Sunday, September 26, 2010


Back around 1981, my old pal James and I rode our motorcycles to Yosemite. I sat upon a Honda 360, his was a 400 of unremembered vintage. We were young and vigorous and arrived without incident.

That’s when we sat at the wooden table at the campsite and thought, “Hmm, perhaps we should have brought some food.”

We were cramped in the two-man tent, and hungry. Then we got cold. We were awakened early, while it was still dark, by the falling rain that had nearly collapsed our poorly tethered tent. By the time we found a place for coffee and breakfast we were dripping wet.

It was a grand adventure!

In 1986 Kristin and I took a two-week trip to Canada, on our 1983 Kawasaki 750. We had a windshield and a radio and we were comfortable beyond belief. The only campground incidents included a squirrel that had chewed through the side of our food bag and died—gorging on trail mix—with its hindquarters hanging half outside the bag, and the apparent theft of a buck knife and a flannel shirt.

I have wondered, lo, these many years, what kind of thief is in need of a weapon and lumberjack clothing. Regardless, it too was a grand adventure.

So now, after many years of not cycling far from home, busy with trying to work as little as possible and seeing just how long I can make one loaf of bread last for a family of four, I once again took to the highways and byways to see what sort of mischief I could get up to. I have recently returned, after nine days and 1,781 miles. There is some debate whether, in style and manner, I was more like Peter Fonda or Dennis Hopper. I’ll leave that up to you decide, as long as you don’t choose Jack Nicholson. He was just a passenger in that movie.

And if you don’t know what movie I’m talking about, get thee to a motorcycle rally.

My iron horse on this particular journey was a Kawasaki Vulcan 900 (903cc if you want to obsess over the details), and a smooth and powerful ride it was.

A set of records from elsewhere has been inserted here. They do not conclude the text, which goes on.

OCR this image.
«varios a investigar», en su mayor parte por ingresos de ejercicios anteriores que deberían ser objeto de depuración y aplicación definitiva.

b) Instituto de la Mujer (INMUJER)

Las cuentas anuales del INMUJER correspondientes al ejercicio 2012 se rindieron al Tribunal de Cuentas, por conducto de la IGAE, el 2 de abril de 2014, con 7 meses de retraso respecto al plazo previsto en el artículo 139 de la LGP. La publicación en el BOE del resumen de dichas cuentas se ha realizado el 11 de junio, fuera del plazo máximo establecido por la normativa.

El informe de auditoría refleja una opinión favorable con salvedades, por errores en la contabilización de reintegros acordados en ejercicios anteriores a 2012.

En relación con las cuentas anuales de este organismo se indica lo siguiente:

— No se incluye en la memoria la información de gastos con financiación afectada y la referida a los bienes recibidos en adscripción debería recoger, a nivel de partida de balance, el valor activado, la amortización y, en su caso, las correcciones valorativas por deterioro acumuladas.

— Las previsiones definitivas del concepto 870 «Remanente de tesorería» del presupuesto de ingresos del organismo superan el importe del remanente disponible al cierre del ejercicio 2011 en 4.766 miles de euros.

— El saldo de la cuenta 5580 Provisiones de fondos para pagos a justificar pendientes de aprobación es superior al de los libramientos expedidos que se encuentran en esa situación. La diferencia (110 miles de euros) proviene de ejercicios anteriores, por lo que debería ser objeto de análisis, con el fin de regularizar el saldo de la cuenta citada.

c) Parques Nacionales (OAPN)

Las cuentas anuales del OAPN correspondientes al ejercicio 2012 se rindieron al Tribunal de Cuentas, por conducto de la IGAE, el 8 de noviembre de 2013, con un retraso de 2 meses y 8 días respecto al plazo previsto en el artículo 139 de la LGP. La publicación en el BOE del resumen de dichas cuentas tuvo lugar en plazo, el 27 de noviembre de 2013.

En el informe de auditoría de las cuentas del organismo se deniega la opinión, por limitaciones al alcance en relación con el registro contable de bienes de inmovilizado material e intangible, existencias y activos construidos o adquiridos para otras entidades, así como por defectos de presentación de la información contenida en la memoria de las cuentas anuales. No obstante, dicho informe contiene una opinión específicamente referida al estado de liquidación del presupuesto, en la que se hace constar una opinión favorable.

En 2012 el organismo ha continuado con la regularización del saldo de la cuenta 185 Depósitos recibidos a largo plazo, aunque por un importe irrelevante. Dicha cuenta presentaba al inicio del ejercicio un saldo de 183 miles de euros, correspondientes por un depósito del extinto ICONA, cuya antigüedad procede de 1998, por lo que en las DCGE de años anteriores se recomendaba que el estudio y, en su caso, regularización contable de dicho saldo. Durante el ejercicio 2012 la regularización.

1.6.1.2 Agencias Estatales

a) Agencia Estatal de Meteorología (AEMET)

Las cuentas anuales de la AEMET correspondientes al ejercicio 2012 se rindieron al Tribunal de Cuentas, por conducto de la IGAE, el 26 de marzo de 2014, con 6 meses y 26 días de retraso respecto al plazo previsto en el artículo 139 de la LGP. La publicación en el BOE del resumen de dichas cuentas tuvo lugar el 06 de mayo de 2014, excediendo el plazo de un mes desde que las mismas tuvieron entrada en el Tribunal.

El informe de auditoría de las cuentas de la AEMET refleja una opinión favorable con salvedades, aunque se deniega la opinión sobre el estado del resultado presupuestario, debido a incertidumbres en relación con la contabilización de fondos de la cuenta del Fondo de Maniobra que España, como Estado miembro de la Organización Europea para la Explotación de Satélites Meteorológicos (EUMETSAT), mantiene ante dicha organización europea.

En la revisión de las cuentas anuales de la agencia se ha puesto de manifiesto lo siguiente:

There was no question it could get me safely to my destination. In question, though, was whether I should travel with any flannel shirts, and whether I would get blown off on the way.

I chose not to put a fairing on the bike, because it would ruin the look of this beautiful gray cruiser. But I’m almost fifty years old, and hanging on to the handlebars for hours on end tends to weaken my weary muscles. I felt some trepidation, but went anyway. You never know unless you go, right? Turns out the headwind wasn’t too bad. I just leaned back, kept my speed constant and steady, and tried not to relax so much that I fell asleep.

The grand culmination was visiting daughter Kate at her new digs in Prescott, Arizona. But I also saw Las Vegas, Hoover Dam, the Laughing Buddha Coffee House, and Barstow, California.

Not sure what to say about Barstow. I’ve probably already spent too much time talking about this dry, dusty, drive-through town. But I’m sure the residents are all fine individuals.

I also went to Sedona, Arizona, but it wasn’t as goofy as I thought it would be. It is known for being a haven for mystics, hippies, UFO hunters, and New Age weirdos. There was some of that, but it was mostly a thriving tourist trap. There were more cars with out of state license plates than there were mystical crystal-reading aura-diviners.

It had been many years since my last lengthy motorcycle road trip, and I found that the thrill of the open road still calls to me. Without Kate’s move, though, I’m not sure I would have been compelled to venture so far from home. I just might have to convince the other two children to relocate when the time comes to keep my blood flowing. Maybe Bozeman and Atlanta. Or Omaha and Pensacola.

And Kristin will have to remember how to pack all of her belongings in one small saddlebag. She was good at it 24 years ago, but judging by our bedroom closet she is clearly out of practice. Until that time comes:

Get your motor runnin’. Head out on the highway. Lookin’ for adventure. And whatever comes our way!


  1. I'm pretty sure whoever stole your knife & flannel was a defenseless, thieving lumberjack. (I'm just going by the facts.)

    I've always been afraid to ride a motorcycle. I'm not so much fearful of my own driving/riding skills, I'm worried about everyone else on the road. You're a brave 50-something year old!

  2. You're right, the "everyone else on the road" is the biggest obstacle to a safe ride. But it can be done! Even by old dudes.